The Italian economy contracted 2.2 percent in 2012 and is expected to shrink 1 percent this year, the Bank of Italy estimates. Italian firms and families are struggling to repay debts and find new credit as unemployment rises and austerity measures put in place by the caretaker government of Mario Monti curb economic activity.
The jobless rate reached the highest in more than 13 years in December and consumer confidence fell in January to the lowest level since at least 1996.
Italian corporate and household non-performing loans rose to a record in December, reaching 125 billion euros, according to data from the Italian Banking Association. Banks’ gross non- performing loans as a proportion of total lending increased to 6.3 percent from 5.4 percent a year earlier.
France’s BNP Paribas SA (BNP), which owns a retail bank and consumer credit unit in Italy, and Credit Agricole SA (ACA) reported higher bad-loan provisions from their Italian branch networks in the fourth quarter.
Italy’s central bank has increased inspections and is urging banks to take more provisions. “In periods of market tension, the intensity of supervision cannot be relaxed,” Governor Ignazio Visco said in a speech on Feb. 9.
“The Bank of Italy review of the top 25 banks likely means an increase in non-performing loans coverage” in the fourth quarter, Francesca Tondi, an analyst at Morgan Stanley, wrote in a report March 6. “We think 2013 accounts will also be affected by still-growing NPLs and the need for more coverage.”
UniCredit shares as much as doubled in Milan trading, and Intesa surged as much as 73 percent, after European Central Bank President Mario Draghi’s July pledge to do “whatever it takes” to defend the euro. Those gains began to erode over the past month as Italian government borrowing costs increased in the run-up to the elections.
“Any renewed rise in funding costs would be the equivalent of a tightening in monetary conditions, with the potential to slow the economy,” Credit Suisse Group AG analysts including Yiagos Alexopoulos and Christel Aranda-Hassel said in a note last week.
Italian banks tied their fortunes more closely to the financial strength of the state in 2012, increasing holdings of the country’s sovereign debt by 58 percent to 331 billion euros. Italy has 2 trillion euros of debt, more as a share of its economy than any developed nation other than Greece and Japan.
Following last week’s elections, Pier Luigi Bersani is struggling to create the consensus needed to form a government after efforts to draw Beppe Grillo’s Five Star Movement into an alliance with his Democratic Party were rebuffed.

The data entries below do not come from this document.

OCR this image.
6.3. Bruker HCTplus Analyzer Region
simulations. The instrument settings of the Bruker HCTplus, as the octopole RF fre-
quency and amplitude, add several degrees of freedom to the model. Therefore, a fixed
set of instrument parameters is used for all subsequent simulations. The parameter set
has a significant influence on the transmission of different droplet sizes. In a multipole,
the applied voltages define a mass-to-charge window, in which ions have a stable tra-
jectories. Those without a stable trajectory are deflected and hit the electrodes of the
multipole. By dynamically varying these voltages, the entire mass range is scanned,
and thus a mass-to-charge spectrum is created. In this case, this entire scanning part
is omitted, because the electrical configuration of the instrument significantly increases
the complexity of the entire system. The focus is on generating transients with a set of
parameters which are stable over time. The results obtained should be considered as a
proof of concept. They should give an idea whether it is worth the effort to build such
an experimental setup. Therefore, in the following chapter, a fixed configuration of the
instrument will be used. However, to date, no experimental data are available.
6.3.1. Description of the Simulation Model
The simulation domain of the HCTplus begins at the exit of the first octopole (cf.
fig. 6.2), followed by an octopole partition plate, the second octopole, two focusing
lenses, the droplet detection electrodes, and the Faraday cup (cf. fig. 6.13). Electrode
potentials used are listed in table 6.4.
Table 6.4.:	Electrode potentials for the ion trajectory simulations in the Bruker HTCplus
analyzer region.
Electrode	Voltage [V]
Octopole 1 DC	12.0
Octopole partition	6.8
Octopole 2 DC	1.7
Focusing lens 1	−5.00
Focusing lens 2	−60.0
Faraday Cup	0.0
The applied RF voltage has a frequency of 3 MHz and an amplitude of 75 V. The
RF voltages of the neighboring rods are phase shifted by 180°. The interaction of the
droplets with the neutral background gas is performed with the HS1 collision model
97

Grillo’s upstart, anti-austerity campaign took votes from both Bersani and three-time premier Silvio Berlusconi, leaving no single force in a position to govern and raising speculation a new vote will be needed to break the deadlock.
In 2011, euro break-up risks and frozen bank funding forced then Prime Minister Berlusconi to resign in favor of Mario Monti’s unelected government.
The events in Italy have affected borrowing costs beyond Italy. Relative yields on bonds sold by financial companies from Greece, Spain, Italy, Portugal and Ireland jumped 11 percent since Feb. 25 to an average 357 basis points on March 4, according to Bank of America Merrill Lynch’s Euro Periphery Financial index. The spread over benchmark government bonds fell to 348 basis points on March 6.
The difference between their funding costs and those of financial firms in the region’s so-called core nations, including Germany and France, is holding near the widest since Dec. 28, according to Bank of America Merrill Lynch’s Euro Non- Periphery Financial index. A basis point is a hundredth of a percentage point.